Other vegans know how the animal agriculture industry treats not only the animals but the PEOPLE who work in the slaughterhouses:
“Slaughtering animals and processing their flesh is an inherently dangerous industry where company profits consistently take priority over workers’ most basic rights. Today, U.S. slaughterhouses and “meat”-processing facilities employ over 500,000 workers. In their endless goal of higher volume and greater efficiency, these corporations knowingly jeopardize workers’ safety every day. For decades, the state and federal agencies responsible for ensuring a safe and healthy work environment have thoroughly failed to institute and enforce basic labor laws to protect these workers. The result is an industry where corporations set the rules and government agencies follow. Consequently, workers’ most basic rights and interests are compromised and the animals suffer greatly.” – Food Is Power
So yes, there may be SOME vegans who care more about animals than people, just as there are some jocks who love bacon more than their girlfriends.

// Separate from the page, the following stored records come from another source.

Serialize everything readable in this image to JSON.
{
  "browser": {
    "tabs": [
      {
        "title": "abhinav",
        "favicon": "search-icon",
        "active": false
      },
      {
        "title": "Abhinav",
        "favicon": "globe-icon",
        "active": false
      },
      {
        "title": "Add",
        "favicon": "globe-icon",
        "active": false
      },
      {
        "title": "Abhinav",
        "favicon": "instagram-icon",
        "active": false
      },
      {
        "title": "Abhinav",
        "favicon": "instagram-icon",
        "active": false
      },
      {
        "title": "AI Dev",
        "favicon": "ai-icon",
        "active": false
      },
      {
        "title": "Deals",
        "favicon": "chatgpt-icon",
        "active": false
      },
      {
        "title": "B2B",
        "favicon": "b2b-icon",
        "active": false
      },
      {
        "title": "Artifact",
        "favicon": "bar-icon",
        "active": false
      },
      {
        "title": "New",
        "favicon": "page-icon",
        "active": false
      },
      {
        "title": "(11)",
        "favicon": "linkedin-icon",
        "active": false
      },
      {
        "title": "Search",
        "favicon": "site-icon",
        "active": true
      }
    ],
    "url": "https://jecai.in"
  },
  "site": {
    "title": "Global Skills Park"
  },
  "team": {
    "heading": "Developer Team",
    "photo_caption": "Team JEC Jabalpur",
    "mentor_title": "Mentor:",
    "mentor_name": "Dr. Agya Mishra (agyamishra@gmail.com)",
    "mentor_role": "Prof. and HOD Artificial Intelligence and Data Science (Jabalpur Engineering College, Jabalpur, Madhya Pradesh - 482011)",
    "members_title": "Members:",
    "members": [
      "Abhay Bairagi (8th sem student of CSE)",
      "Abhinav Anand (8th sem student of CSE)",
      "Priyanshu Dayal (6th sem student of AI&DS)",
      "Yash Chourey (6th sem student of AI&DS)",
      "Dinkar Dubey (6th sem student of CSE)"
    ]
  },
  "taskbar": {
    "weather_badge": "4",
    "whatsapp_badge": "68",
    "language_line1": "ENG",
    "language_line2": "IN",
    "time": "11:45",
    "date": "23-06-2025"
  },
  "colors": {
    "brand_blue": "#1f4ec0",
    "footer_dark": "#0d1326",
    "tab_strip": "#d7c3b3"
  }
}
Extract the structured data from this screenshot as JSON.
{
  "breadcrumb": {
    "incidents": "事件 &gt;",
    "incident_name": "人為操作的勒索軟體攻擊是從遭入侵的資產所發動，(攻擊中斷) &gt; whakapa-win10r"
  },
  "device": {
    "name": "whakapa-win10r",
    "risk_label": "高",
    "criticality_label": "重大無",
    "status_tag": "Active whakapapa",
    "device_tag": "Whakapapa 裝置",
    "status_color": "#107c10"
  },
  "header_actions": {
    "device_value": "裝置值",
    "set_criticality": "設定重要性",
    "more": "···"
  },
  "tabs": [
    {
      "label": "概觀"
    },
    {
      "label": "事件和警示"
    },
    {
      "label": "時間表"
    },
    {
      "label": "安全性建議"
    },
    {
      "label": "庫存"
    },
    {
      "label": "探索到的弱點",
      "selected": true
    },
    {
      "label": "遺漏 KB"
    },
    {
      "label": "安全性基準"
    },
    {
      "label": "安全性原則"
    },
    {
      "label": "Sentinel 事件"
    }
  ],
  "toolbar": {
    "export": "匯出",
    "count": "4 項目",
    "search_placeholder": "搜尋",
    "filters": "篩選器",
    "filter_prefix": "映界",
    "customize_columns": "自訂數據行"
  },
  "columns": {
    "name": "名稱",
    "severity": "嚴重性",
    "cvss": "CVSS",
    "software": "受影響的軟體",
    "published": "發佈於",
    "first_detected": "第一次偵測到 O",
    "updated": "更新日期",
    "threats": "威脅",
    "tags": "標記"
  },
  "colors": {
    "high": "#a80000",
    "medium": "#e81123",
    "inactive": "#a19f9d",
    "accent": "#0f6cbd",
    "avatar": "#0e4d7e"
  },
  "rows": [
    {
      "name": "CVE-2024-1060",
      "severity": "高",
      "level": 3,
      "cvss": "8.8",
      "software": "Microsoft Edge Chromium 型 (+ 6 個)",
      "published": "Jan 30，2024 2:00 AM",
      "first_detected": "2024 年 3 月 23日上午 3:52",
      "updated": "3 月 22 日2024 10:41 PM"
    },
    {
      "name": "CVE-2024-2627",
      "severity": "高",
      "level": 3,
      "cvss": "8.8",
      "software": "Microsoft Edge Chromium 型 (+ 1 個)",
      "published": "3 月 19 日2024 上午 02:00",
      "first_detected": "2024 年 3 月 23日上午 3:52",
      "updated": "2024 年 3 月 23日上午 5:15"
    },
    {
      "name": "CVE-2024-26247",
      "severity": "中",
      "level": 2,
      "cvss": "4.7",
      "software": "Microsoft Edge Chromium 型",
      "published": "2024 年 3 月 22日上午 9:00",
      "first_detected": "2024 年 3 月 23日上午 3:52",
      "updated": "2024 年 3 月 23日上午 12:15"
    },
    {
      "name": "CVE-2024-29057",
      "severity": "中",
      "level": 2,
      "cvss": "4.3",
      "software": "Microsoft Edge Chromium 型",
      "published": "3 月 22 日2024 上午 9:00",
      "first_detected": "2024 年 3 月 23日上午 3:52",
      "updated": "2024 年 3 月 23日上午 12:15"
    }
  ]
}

Every person is a unique individual (vegan or not).
Vegan Stereotype 7: Being Vegan is SO Restrictive
Some believe that all vegans can eat is lettuce and kale, tofu, nuts, and seed…..and yes, that WOULD be restrictive! But rather than thinking about foods they CAN’T have, most vegans prefer to think about all the foods they CAN have.
And there is pretty much a vegan substitute for everything – meat, cheese, dairy – cakes, cookies, pies, ice cream – you name it. There’s also more and more vegan and cruelty-free brands of EVERYthing….available everywhere! In the U.S., both Target and Walmart carry a huge assortment of vegan items. And have you seen Instagram feeds from vegans in the U.K.?? They have some of THE most amazing vegan options I have ever seen.
Most long-time vegans will tell you, they are eating a much larger variety of foods now than before going vegan! So the stereotype that being vegan is restrictive is just not true.
Vegan Stereotype 8: Vegans love to tell everyone they’re vegan
Some people will brag about being Justin Bieber’s “biggest fan”. Some people will brag about how many hot dogs they can eat in one sitting. Some people will brag about being vegan.
So yes, some vegans love to tell others that they’re vegan. But most vegans will just do so out of necessity. When they’re ordering food at a restaurant. Or if they are going to someone’s house for dinner – out of courtesy. Because honestly, who wants to go to someone’s home for dinner and not be able to eat anything? This is an uncomfortable situation for the vegan AND for the host.
I also know several vegans that don’t tell anyone they are vegan out of fear of judgment. After I had been working with a new co-worker for a few weeks, I found out she was vegan. SHE never told me she was vegan. And I might not ever have known she was vegan except that a couple of other people told me she was vegan: “Oh you work with Jessica? She’s vegan, you know”. (By the way, I had not told these two coworkers I was vegan either, because of fear of judgment.)
So while yes, some vegans LOVE to tell people they’re vegan, most do not.